Spatiotemporal heterogeneity of water flowpaths controls dissolved organic carbon sourcing in a snow-dominated, headwater catchment

Anna G. Radke, Idaho State University
Sarah E. Godsey, Idaho State University
Kathleen A. Lohse, Idaho State University
Emma P. McCorkle, Idaho State University
Julia Perdrial, University of Vermont
Mark S. Seyfried, USDA ARS Northwest Watershed Research Center
W. Steven Holbrook, Virginia Polytechnic Institute and State University


The non-uniform distribution of water in snowdrift-driven systems can lead to spatial heterogeneity in vegetative communities and soil development, as snowdrifts may locally increase weathering.
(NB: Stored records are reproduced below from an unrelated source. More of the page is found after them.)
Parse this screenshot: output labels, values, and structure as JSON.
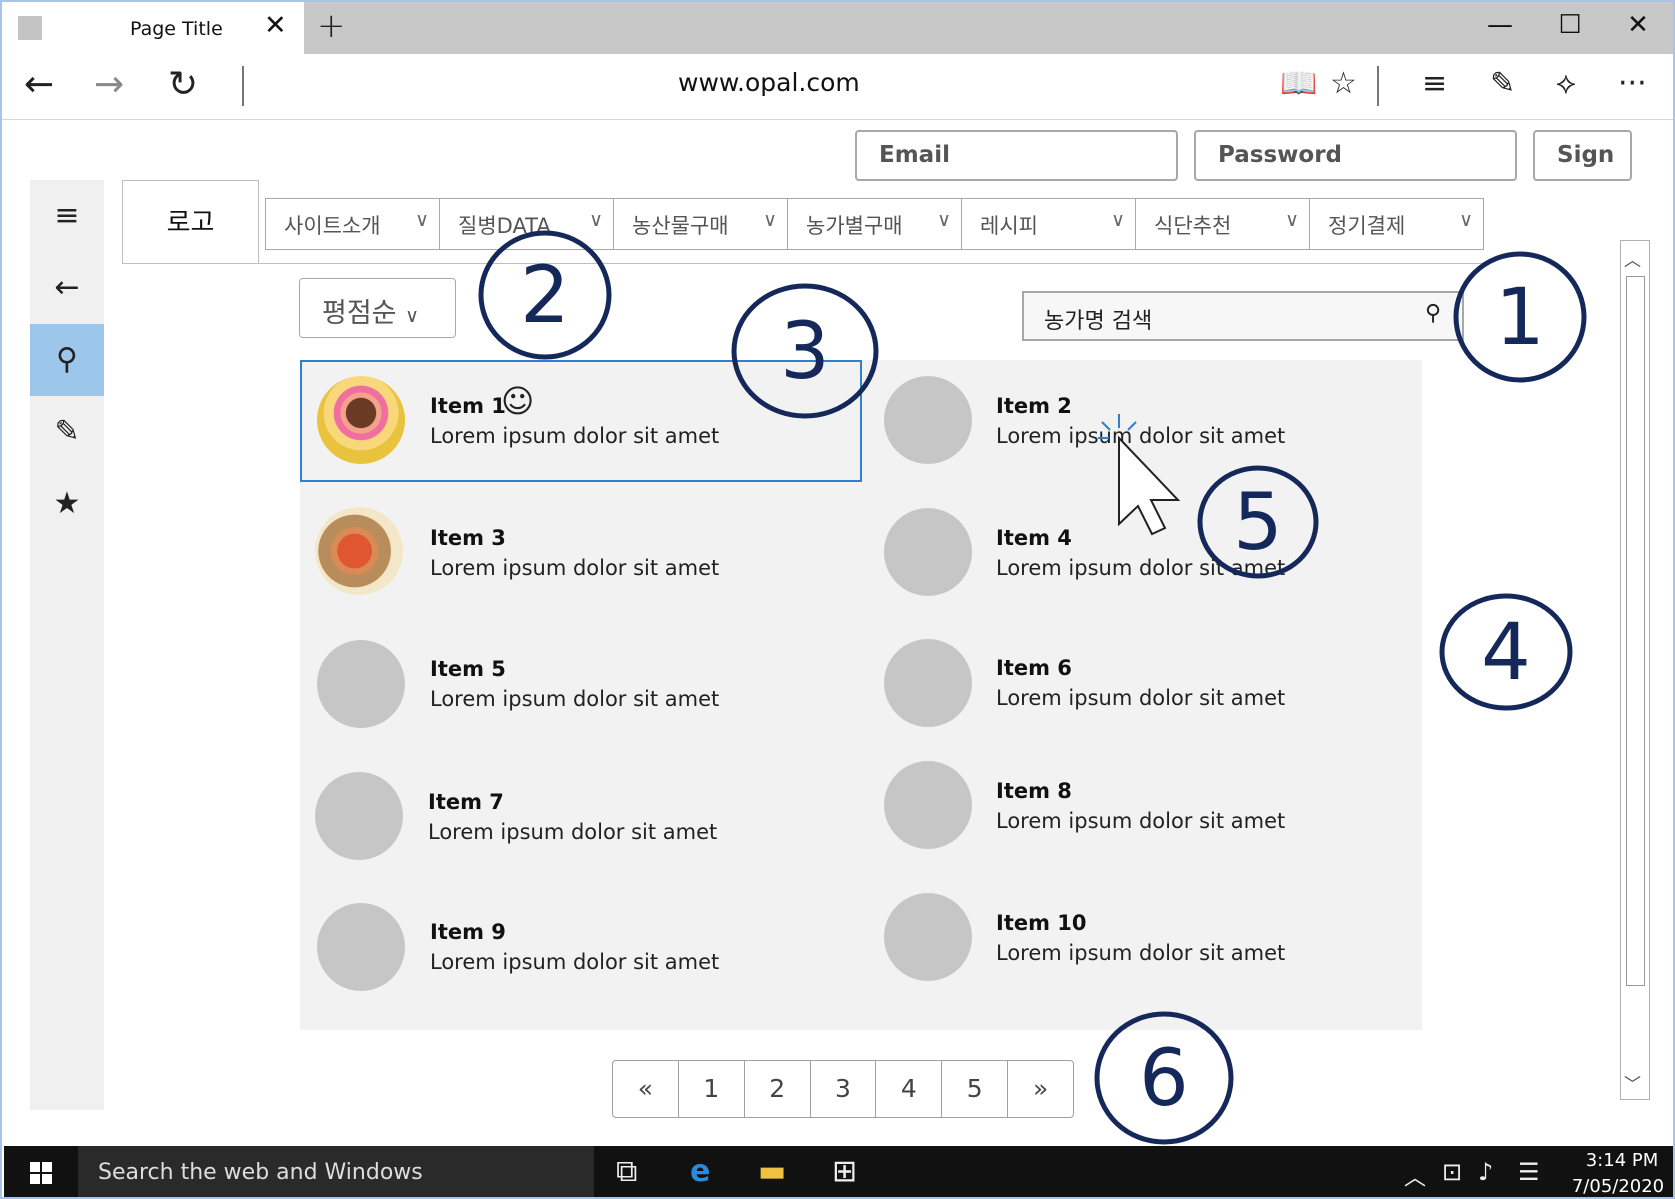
{
  "browser": {
    "tab_title": "Page Title",
    "close_glyph": "✕",
    "newtab_glyph": "+",
    "url": "www.opal.com",
    "window_controls": [
      "—",
      "☐",
      "✕"
    ],
    "nav": [
      "←",
      "→",
      "↻"
    ],
    "tools": [
      "📖",
      "☆",
      "≡",
      "✎",
      "⟡",
      "···"
    ]
  },
  "login": {
    "email_placeholder": "Email",
    "password_placeholder": "Password",
    "sign_label": "Sign"
  },
  "sidebar": {
    "items": [
      "≡",
      "←",
      "⚲",
      "✎",
      "★"
    ]
  },
  "logo": "로고",
  "menu": [
    "사이트소개",
    "질병DATA",
    "농산물구매",
    "농가별구매",
    "레시피",
    "식단추천",
    "정기결제"
  ],
  "menu_chevron": "∨",
  "sort": {
    "label": "평점순",
    "chevron": "∨"
  },
  "search": {
    "placeholder": "농가명 검색",
    "icon": "⚲"
  },
  "items": [
    {
      "title": "Item 1",
      "desc": "Lorem ipsum dolor sit amet"
    },
    {
      "title": "Item 2",
      "desc": "Lorem ipsum dolor sit amet"
    },
    {
      "title": "Item 3",
      "desc": "Lorem ipsum dolor sit amet"
    },
    {
      "title": "Item 4",
      "desc": "Lorem ipsum dolor sit amet"
    },
    {
      "title": "Item 5",
      "desc": "Lorem ipsum dolor sit amet"
    },
    {
      "title": "Item 6",
      "desc": "Lorem ipsum dolor sit amet"
    },
    {
      "title": "Item 7",
      "desc": "Lorem ipsum dolor sit amet"
    },
    {
      "title": "Item 8",
      "desc": "Lorem ipsum dolor sit amet"
    },
    {
      "title": "Item 9",
      "desc": "Lorem ipsum dolor sit amet"
    },
    {
      "title": "Item 10",
      "desc": "Lorem ipsum dolor sit amet"
    }
  ],
  "smiley": "☺",
  "pagination": [
    "«",
    "1",
    "2",
    "3",
    "4",
    "5",
    "»"
  ],
  "annotations": [
    "1",
    "2",
    "3",
    "4",
    "5",
    "6"
  ],
  "taskbar": {
    "search": "Search the web and Windows",
    "time": "3:14 PM",
    "date": "7/05/2020"
  },
  "colors": {
    "accent": "#2f80d0",
    "sidebar_active": "#9cc7ea",
    "annotation": "#14285a"
  }
}
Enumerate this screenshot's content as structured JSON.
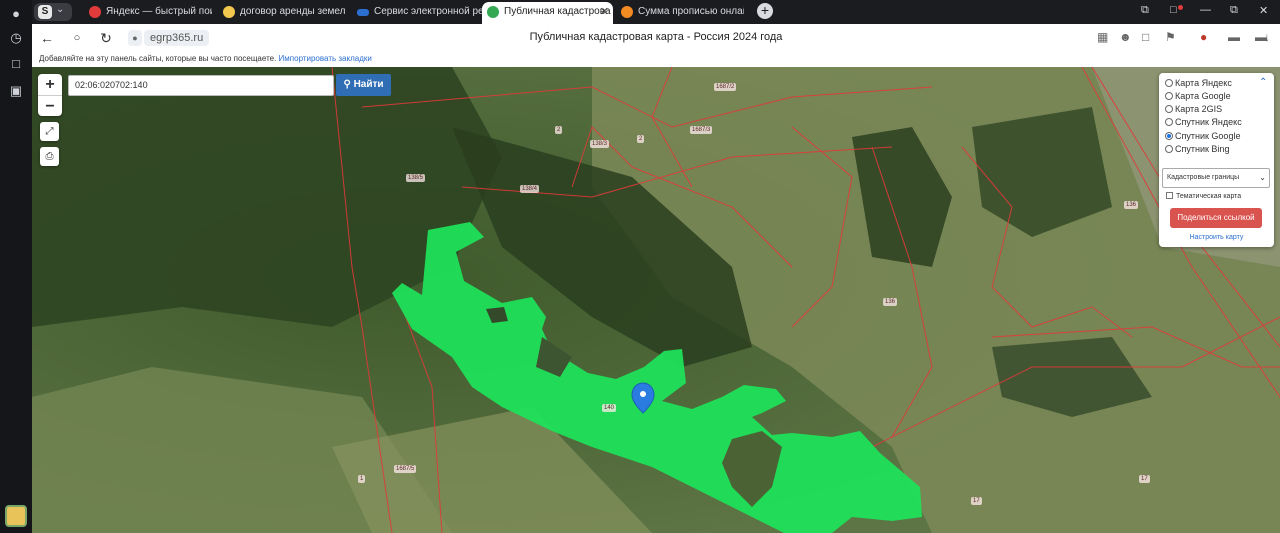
{
  "tabs": [
    {
      "label": "Яндекс — быстрый поиск",
      "favicon_color": "#e23b3b"
    },
    {
      "label": "договор аренды земельн",
      "favicon_color": "#f2c94c"
    },
    {
      "label": "Сервис электронной реги",
      "favicon_color": "#2b6fd1"
    },
    {
      "label": "Публичная кадастрова",
      "favicon_color": "#34a853"
    },
    {
      "label": "Сумма прописью онлайн",
      "favicon_color": "#f28b22"
    }
  ],
  "address": {
    "url": "egrp365.ru"
  },
  "page_title": "Публичная кадастровая карта - Россия 2024 года",
  "bookmarks_hint": {
    "text": "Добавляйте на эту панель сайты, которые вы часто посещаете.",
    "link": "Импортировать закладки"
  },
  "map": {
    "search_value": "02:06:020702:140",
    "find_label": "Найти",
    "zoom_in": "+",
    "zoom_out": "−",
    "plot_labels": [
      "1687/2",
      "1687/3",
      "138/3",
      "138/4",
      "138/5",
      "2",
      "2",
      "136",
      "136",
      "140",
      "1687/5",
      "1",
      "17",
      "17"
    ]
  },
  "layers_panel": {
    "options": [
      "Карта Яндекс",
      "Карта Google",
      "Карта 2GIS",
      "Спутник Яндекс",
      "Спутник Google",
      "Спутник Bing"
    ],
    "selected": "Спутник Google",
    "overlay_select": "Кадастровые границы",
    "thematic_label": "Тематическая карта",
    "share_label": "Поделиться ссылкой",
    "configure_label": "Настроить карту"
  },
  "colors": {
    "highlight_parcel": "#1fe05a",
    "share_button": "#d9534f",
    "find_button": "#2f6db5",
    "boundary": "#e03a3a"
  }
}
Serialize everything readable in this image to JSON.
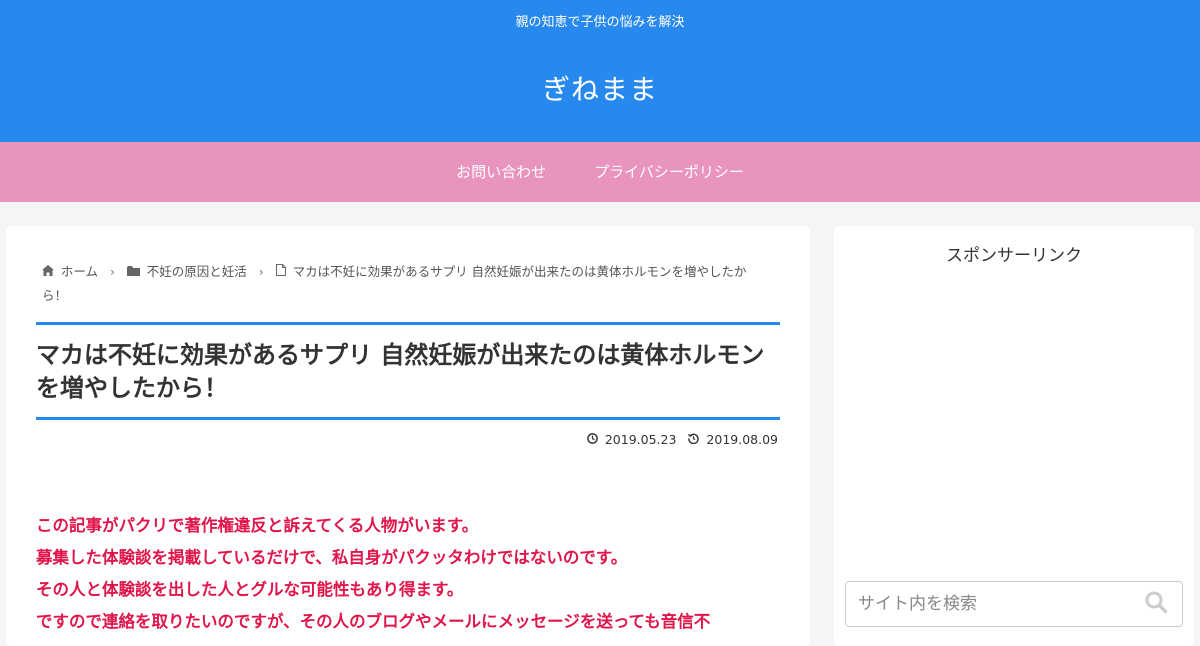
{
  "header": {
    "tagline": "親の知恵で子供の悩みを解決",
    "site_title": "ぎねまま"
  },
  "nav": {
    "items": [
      {
        "label": "お問い合わせ"
      },
      {
        "label": "プライバシーポリシー"
      }
    ]
  },
  "breadcrumb": {
    "home": "ホーム",
    "category": "不妊の原因と妊活",
    "current": "マカは不妊に効果があるサプリ 自然妊娠が出来たのは黄体ホルモンを増やしたから！"
  },
  "article": {
    "title": "マカは不妊に効果があるサプリ 自然妊娠が出来たのは黄体ホルモンを増やしたから！",
    "published": "2019.05.23",
    "updated": "2019.08.09",
    "lines": [
      "この記事がパクリで著作権違反と訴えてくる人物がいます。",
      "募集した体験談を掲載しているだけで、私自身がパクッタわけではないのです。",
      "その人と体験談を出した人とグルな可能性もあり得ます。",
      "ですので連絡を取りたいのですが、その人のブログやメールにメッセージを送っても音信不"
    ]
  },
  "sidebar": {
    "widget_title": "スポンサーリンク",
    "search_placeholder": "サイト内を検索"
  },
  "colors": {
    "header_blue": "#2788ed",
    "nav_pink": "#e994bf",
    "alert_red": "#e0164a"
  }
}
The focus of this study is to understand the coupled hydrological and biogeochemical dynamics in a heterogeneous, snowdrift-dominated headwater catchment (Reynolds Mountain East, Reynolds Creek Critical Zone Observatory, Idaho, USA). We determine the sources and fluxes of stream water and dissolved organic carbon (DOC) at this site, deducing likely flowpaths from hydrometric and hydrochemical signals of soil water, saprolite water, and groundwater measured through the snowmelt period and summer recession. We then interpret flowpaths using end-member mixing analysis in light of inferred subsurface structure derived from electrical resistivity and seismic velocity transects. Streamwater is sourced primarily from groundwater (averaging 25% of annual streamflow), snowmelt (50%), and water traveling along the saprolite/bedrock boundary (25%). The latter is comprised of the prior year's soil water, which accumulates DOC in the soil matrix through the summer before flushing to the saprolite during snowmelt. DOC indices suggest that it is sourced from terrestrial carbon, and derives originally from soil organic carbon (SOC) before flushing to the saprolite/bedrock boundary. Multiple subsurface regions in the catchment appear to contribute differentially to streamflow as the season progresses; sources shift from the saprolite/bedrock interface to deeper bedrock aquifers from the snowmelt period into summer. Unlike most studied catchments, lateral flow of soil water during the study year is not a primary source of streamflow. Instead, saprolite and groundwater act as integrators of soil water that flows vertically in this system. Our results do not support the flushing hypothesis as observed in similar systems and instead indicate that temporal variation in connectivity may cause the unexpected dilution behavior displayed by DOC in this catchment.